With delicious suspense, incisive wit, and a fresh, feminist sensibility, The Wife Upstairs flips the script on a timeless tale of forbidden romance, ill-advised attraction, and a wife who just won’t stay buried. In this vivid reimagining of one of literature’s most twisted love triangles, which Mrs. Rochester will get her happy ending?

The Wife Upstairs is a stimulating retelling of Jane Eyre. As it is a retelling, it was interesting to know all the pieces before I even began the story. While it does have many elements from the original story, it reads more like a reimagining and the material stands on its own where you don’t need prior knowledge to enjoy this story. The premise of the story drew me in as it was a mystery set in a Desperate Housewives type world where the families are rich and there is gossip all around. As the community is tight knit, there are tons of secrets and yet somehow everyone knows everything.
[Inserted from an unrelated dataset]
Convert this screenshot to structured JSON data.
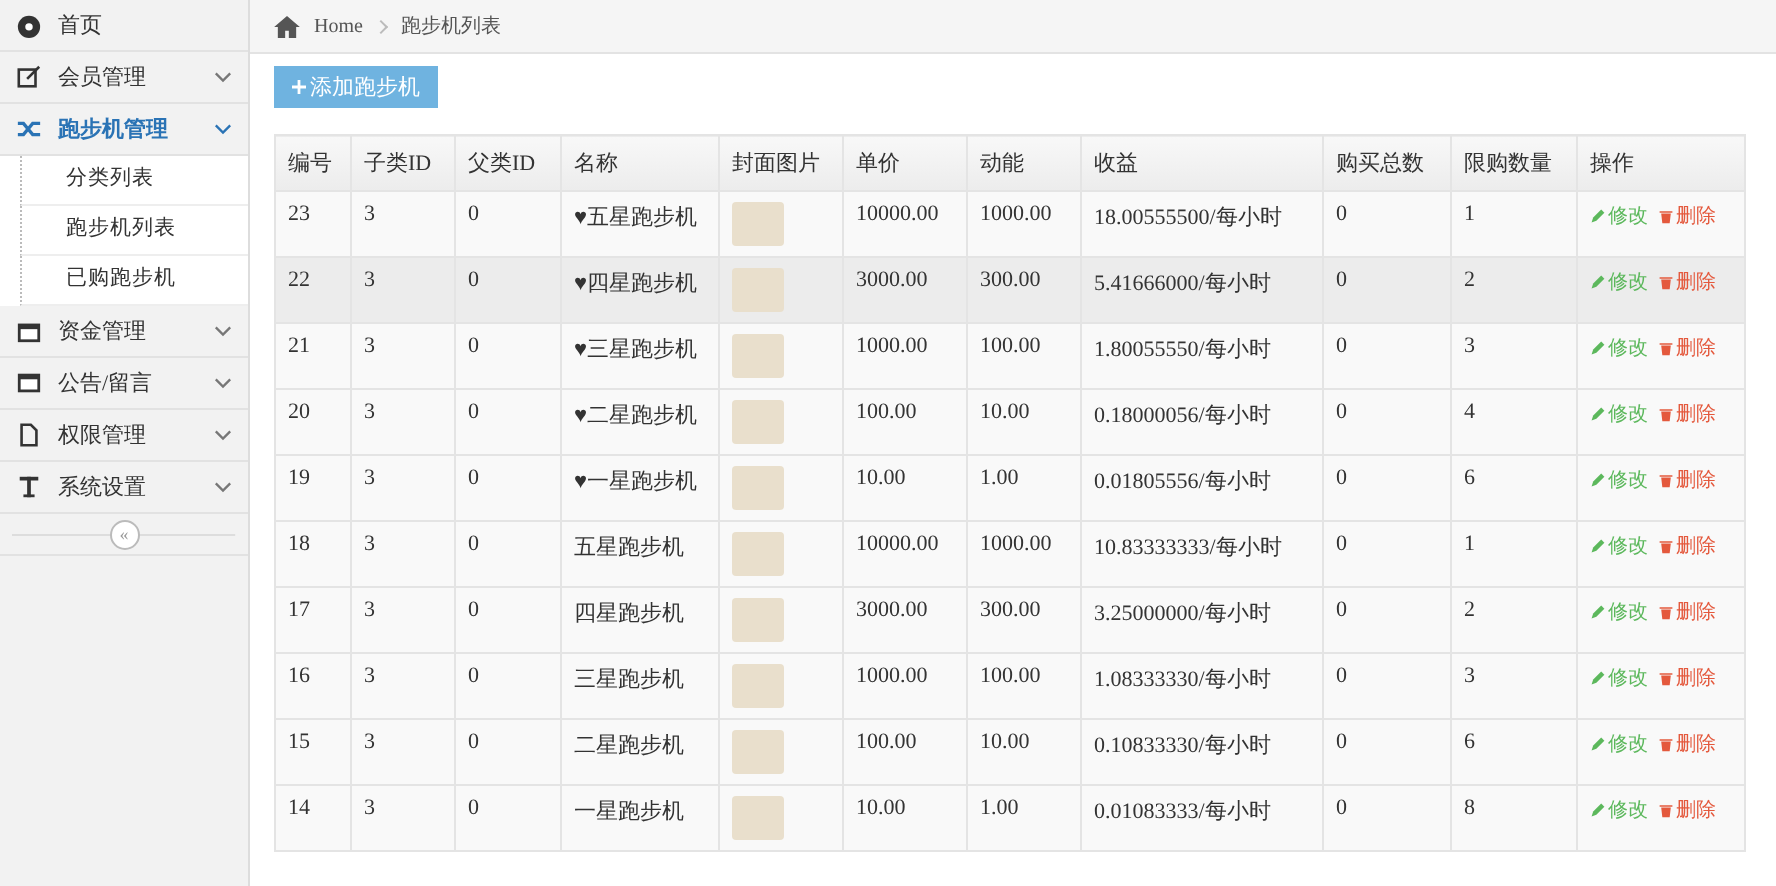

Jane is 23 and has been in the foster care her whole life and after leaving behind her life in Arizona, she has relocated to Birmingham, Alabama with her creepy roommate, John, who took her in. She now works as a dog walker in the exclusive community of Thornfield Estates. Down on her luck she steals random trinkets from her clients and learns the ins and outs of the upper-class world. While on a walk, she runs into rich widower, Eddie Rochester, and they share an immediate connection. The two begin a whirlwind romance, but there are secrets surrounding both that may not be hidden forever.
The story is told from multiple POVs that help to fill in the gaps. Eddie’s wife Bea and her best friend, Blanche Ingraham, wife of Tripp, mysteriously died in a boating accident on Smith Lake. I enjoyed that each narrator was unreliable and that there were clues throughout so it was easy enough to piece together the ending yet there was still some mystery there. I found myself invested in the ending, yet I could not relate to the connections between the characters. I could not imagine any genuine romantic or other relationships in the story as they were written and needed more to believe any of them. I think this is one reason why I was confused rather than invested in the characters and their relationships. I did enjoy trying to piece together the ending, so it is difficult to fully figure out my feelings on it.